L’economia si basa sull’assistenza dello Stato, sotto forma di sovvenzioni di opere pubbliche e pagamento di pensioni; la spesa pubblica però, più che dare impulso produttivo, ha alimentato un intreccio di corruzione tra forze politiche e criminalità“. E per la Cassazione questo sarebbe “sostanzialmente” vero? Ma, da dove cominciare?

Tanto per cominciare non è vero che l’economia si basa sull’assistenza dello Stato, semmai (ma più in passato che oggi) su quella della Regione, a sua volta tratta dall’IRPEF dei Siciliani. Lo Stato non ha mai speso un centesimo per la Sicilia. Lo Stato in Sicilia prende, e basta, e non dà nulla. L’abbiamo detto e scritto in mille modi, portando dati ufficiali. Ma, non importa, sembra di stare in uno dei tanti talk-show Rai o Mediaset, con la Sicilia come facile capro espiatorio nazionale. Poi le “opere pubbliche” non le vediamo da decenni. Le vede solo l’autore del libro. I programmi di investimenti pubblici passati, presenti e futuri non contemplano la Sicilia come regione d’Italia se non per qualche modesta manutenzione. Le pensioni, sì, ci sono, ma ci sono in tutta Italia. Non c’è alcuna specificità pensionistica siciliana. Ma poi c’è la ricetta, velenosa: NON DATE SOLDI ALLA SICILIA! OGNI SOLDO DATO ALLA SICILIA E’ SPRECO E CRIMINALITA’. Capita la morale? Chiudiamo i punti nascita, tagliamo le linee di trasporto interne, chiudiamo le università, chiudiamo le scuole, chiudiamo gli ospedali, chiudiamo i musei, lasciamo che la manutenzione al territorio si faccia da sé, perché in Sicilia Spesa pubblica = Criminalità. Quindi, voi tutti dipendenti pubblici siciliani, siete solo una gran massa di criminali, e così tutti gli imprenditori che vivono di commesse pubbliche, dai laboratori d’analisi agli asili e così via. A questo punto la ricetta è facile. Mai più un soldo alla Sicilia. Tutto a Roma. Più chiaro di così? E questo viene detto, anzi inculcato, a ragazzini/bambini indifesi di 11 anni!! 
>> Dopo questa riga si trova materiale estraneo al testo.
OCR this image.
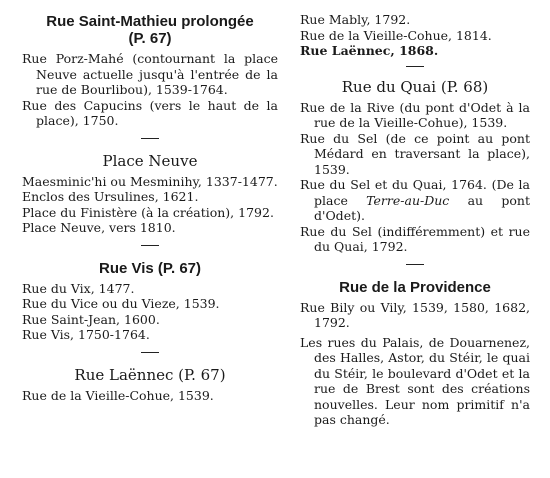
Rue Saint-Mathieu prolongée

(P. 67)

Rue Porz-Mahé (contournant la place Neuve actuelle jusqu'à l'entrée de la rue de Bourlibou), 1539-1764.

Rue des Capucins (vers le haut de la place), 1750.

Place Neuve

Maesminic'hi ou Mesminihy, 1337-1477.

Enclos des Ursulines, 1621.

Place du Finistère (à la création), 1792.

Place Neuve, vers 1810.

Rue Vis (P. 67)

Rue du Vix, 1477.

Rue du Vice ou du Vieze, 1539.

Rue Saint-Jean, 1600.

Rue Vis, 1750-1764.

Rue Laënnec (P. 67)

Rue de la Vieille-Cohue, 1539.

Rue Mably, 1792.

Rue de la Vieille-Cohue, 1814.

Rue Laënnec, 1868.

Rue du Quai (P. 68)

Rue de la Rive (du pont d'Odet à la rue de la Vieille-Cohue), 1539.

Rue du Sel (de ce point au pont Médard en traversant la place), 1539.

Rue du Sel et du Quai, 1764. (De la place Terre-au-Duc au pont d'Odet).

Rue du Sel (indifféremment) et rue du Quai, 1792.

Rue de la Providence

Rue Bily ou Vily, 1539, 1580, 1682, 1792.

Les rues du Palais, de Douarnenez, des Halles, Astor, du Stéir, le quai du Stéir, le boulevard d'Odet et la rue de Brest sont des créations nouvelles. Leur nom primitif n'a pas changé.
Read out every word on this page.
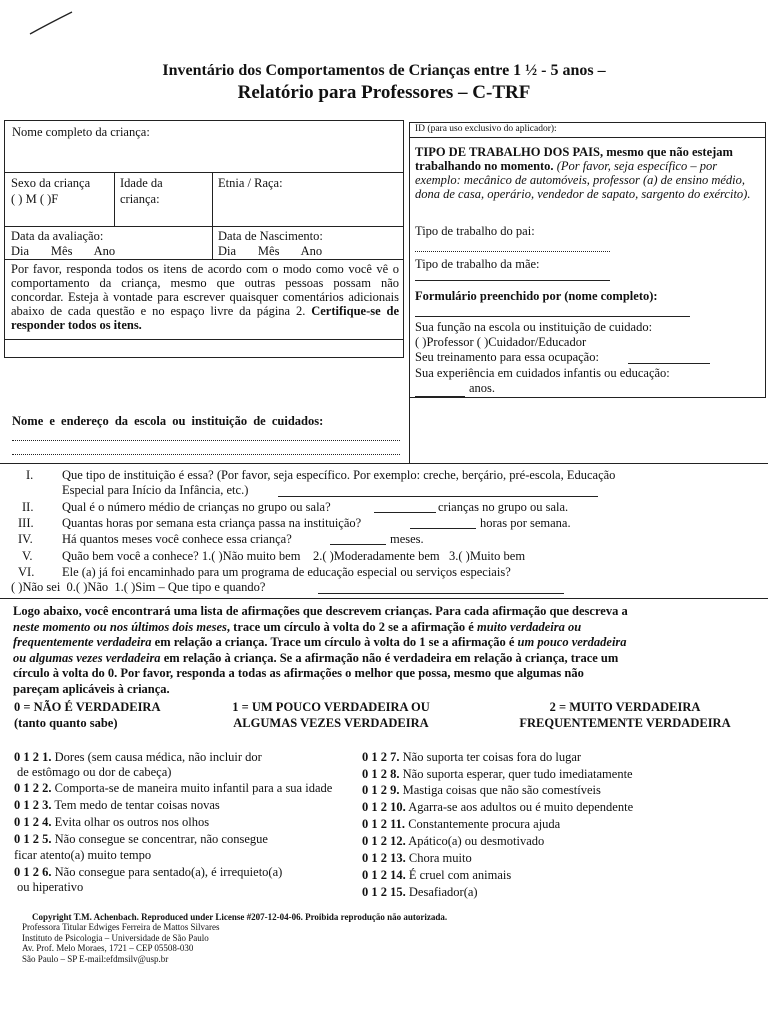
Inventário dos Comportamentos de Crianças entre 1 ½ - 5 anos –
Relatório para Professores – C-TRF
Nome completo da criança:
Sexo da criança
( ) M ( )F
Idade da
criança:
Etnia / Raça:
Data da avaliação:
Dia       Mês       Ano
Data de Nascimento:
Dia       Mês       Ano
Por favor, responda todos os itens de acordo com o modo como você vê o comportamento da criança, mesmo que outras pessoas possam não concordar. Esteja à vontade para escrever quaisquer comentários adicionais abaixo de cada questão e no espaço livre da página 2. Certifique-se de responder todos os itens.
ID (para uso exclusivo do aplicador):
TIPO DE TRABALHO DOS PAIS, mesmo que não estejam trabalhando no momento. (Por favor, seja específico – por exemplo: mecânico de automóveis, professor (a) de ensino médio, dona de casa, operário, vendedor de sapato, sargento do exército).
Tipo de trabalho do pai:
Tipo de trabalho da mãe:
Formulário preenchido por (nome completo):
Sua função na escola ou instituição de cuidado:
( )Professor ( )Cuidador/Educador
Seu treinamento para essa ocupação:
Sua experiência em cuidados infantis ou educação:
anos.
Nome e endereço da escola ou instituição de cuidados:
I. Que tipo de instituição é essa? (Por favor, seja específico. Por exemplo: creche, berçário, pré-escola, Educação
Especial para Início da Infância, etc.)
II. Qual é o número médio de crianças no grupo ou sala?	crianças no grupo ou sala.
III. Quantas horas por semana esta criança passa na instituição?	horas por semana.
IV. Há quantos meses você conhece essa criança?	meses.
V. Quão bem você a conhece? 1.( )Não muito bem    2.( )Moderadamente bem   3.( )Muito bem
VI. Ele (a) já foi encaminhado para um programa de educação especial ou serviços especiais?
( )Não sei  0.( )Não  1.( )Sim – Que tipo e quando?
Logo abaixo, você encontrará uma lista de afirmações que descrevem crianças. Para cada afirmação que descreva a
neste momento ou nos últimos dois meses, trace um círculo à volta do 2 se a afirmação é muito verdadeira ou
frequentemente verdadeira em relação a criança. Trace um círculo à volta do 1 se a afirmação é um pouco verdadeira
ou algumas vezes verdadeira em relação à criança. Se a afirmação não é verdadeira em relação à criança, trace um
círculo à volta do 0. Por favor, responda a todas as afirmações o melhor que possa, mesmo que algumas não
pareçam aplicáveis à criança.
0 = NÃO É VERDADEIRA
(tanto quanto sabe)
1 = UM POUCO VERDADEIRA OU
ALGUMAS VEZES VERDADEIRA
2 = MUITO VERDADEIRA
FREQUENTEMENTE VERDADEIRA
0 1 2 1. Dores (sem causa médica, não incluir dor
de estômago ou dor de cabeça)
0 1 2 2. Comporta-se de maneira muito infantil para a sua idade
0 1 2 3. Tem medo de tentar coisas novas
0 1 2 4. Evita olhar os outros nos olhos
0 1 2 5. Não consegue se concentrar, não consegue
ficar atento(a) muito tempo
0 1 2 6. Não consegue para sentado(a), é irrequieto(a)
ou hiperativo
0 1 2 7. Não suporta ter coisas fora do lugar
0 1 2 8. Não suporta esperar, quer tudo imediatamente
0 1 2 9. Mastiga coisas que não são comestíveis
0 1 2 10. Agarra-se aos adultos ou é muito dependente
0 1 2 11. Constantemente procura ajuda
0 1 2 12. Apático(a) ou desmotivado
0 1 2 13. Chora muito
0 1 2 14. É cruel com animais
0 1 2 15. Desafiador(a)
Copyright T.M. Achenbach. Reproduced under License #207-12-04-06. Proibida reprodução não autorizada.
Professora Titular Edwiges Ferreira de Mattos Silvares
Instituto de Psicologia – Universidade de São Paulo
Av. Prof. Melo Moraes, 1721 – CEP 05508-030
São Paulo – SP E-mail:efdmsilv@usp.br
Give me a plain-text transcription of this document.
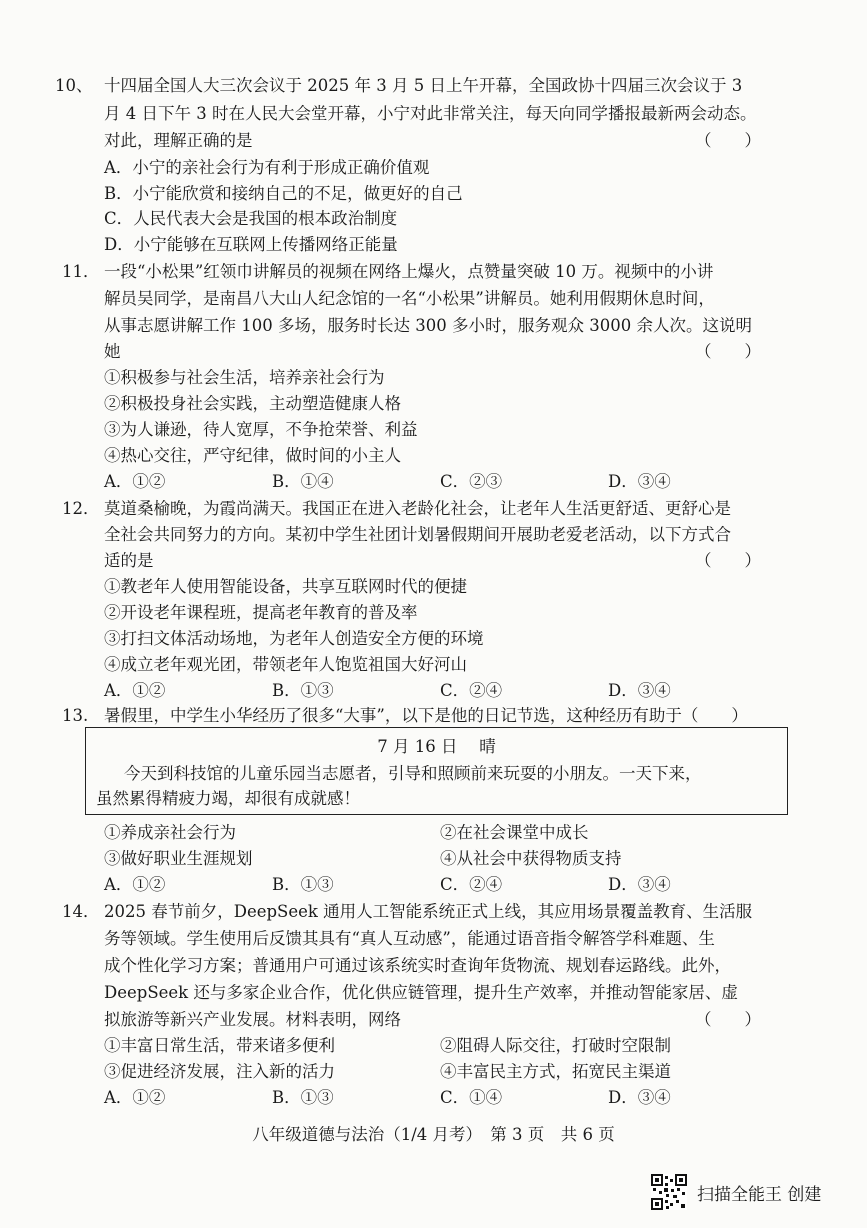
10、 十四届全国人大三次会议于 2025 年 3 月 5 日上午开幕，全国政协十四届三次会议于 3
月 4 日下午 3 时在人民大会堂开幕，小宁对此非常关注，每天向同学播报最新两会动态。
对此，理解正确的是	（　　）
A．小宁的亲社会行为有利于形成正确价值观
B．小宁能欣赏和接纳自己的不足，做更好的自己
C．人民代表大会是我国的根本政治制度
D．小宁能够在互联网上传播网络正能量
11． 一段“小松果”红领巾讲解员的视频在网络上爆火，点赞量突破 10 万。视频中的小讲
解员吴同学，是南昌八大山人纪念馆的一名“小松果”讲解员。她利用假期休息时间，
从事志愿讲解工作 100 多场，服务时长达 300 多小时，服务观众 3000 余人次。这说明
她	（　　）
①积极参与社会生活，培养亲社会行为
②积极投身社会实践，主动塑造健康人格
③为人谦逊，待人宽厚，不争抢荣誉、利益
④热心交往，严守纪律，做时间的小主人
A．①②	B．①④	C．②③	D．③④
12． 莫道桑榆晚，为霞尚满天。我国正在进入老龄化社会，让老年人生活更舒适、更舒心是
全社会共同努力的方向。某初中学生社团计划暑假期间开展助老爱老活动，以下方式合
适的是	（　　）
①教老年人使用智能设备，共享互联网时代的便捷
②开设老年课程班，提高老年教育的普及率
③打扫文体活动场地，为老年人创造安全方便的环境
④成立老年观光团，带领老年人饱览祖国大好河山
A．①②	B．①③	C．②④	D．③④
13. 暑假里，中学生小华经历了很多“大事”，以下是他的日记节选，这种经历有助于（　　）
7 月 16 日　 晴
今天到科技馆的儿童乐园当志愿者，引导和照顾前来玩耍的小朋友。一天下来，
虽然累得精疲力竭，却很有成就感！
①养成亲社会行为	②在社会课堂中成长
③做好职业生涯规划	④从社会中获得物质支持
A．①②	B．①③	C．②④	D．③④
14． 2025 春节前夕，DeepSeek 通用人工智能系统正式上线，其应用场景覆盖教育、生活服
务等领域。学生使用后反馈其具有“真人互动感”，能通过语音指令解答学科难题、生
成个性化学习方案；普通用户可通过该系统实时查询年货物流、规划春运路线。此外，
DeepSeek 还与多家企业合作，优化供应链管理，提升生产效率，并推动智能家居、虚
拟旅游等新兴产业发展。材料表明，网络	（　　）
①丰富日常生活，带来诸多便利	②阻碍人际交往，打破时空限制
③促进经济发展，注入新的活力	④丰富民主方式，拓宽民主渠道
A．①②	B．①③	C．①④	D．③④
八年级道德与法治（1/4 月考）　第 3 页　共 6 页
扫描全能王 创建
Da qui la nostra soluzione, non finirà qua. Se per l’italia, corte di cassazione in testa, vendere libri razzisti è lecito per la libertà d’insegnamento, sarà anche lecito, sempre per la libertà d’insegnamento che…

TUTTI GLI INSEGNANTI SICILIANI SI RIFIUTANO DI ADOTTARE LIBRI DELLA PRINCIPATO finché questa non ritira il libro dal commercio e non chiede scusa ai Siciliani.

MA NON SOLO GLI INSEGNANTI SICILIANI IN SICILIA, MA TUTTI GLI INSEGNANTI SICILIANI IN ITALIA, che sono moltissimi, dovrebbero rifiutarsi di adottare un libro di testo che spande razzismo contro la loro gente.

La campagna è partita. Che si faccia girare la presente tra tutti gli insegnanti siciliani in Sicilia e nel Continente.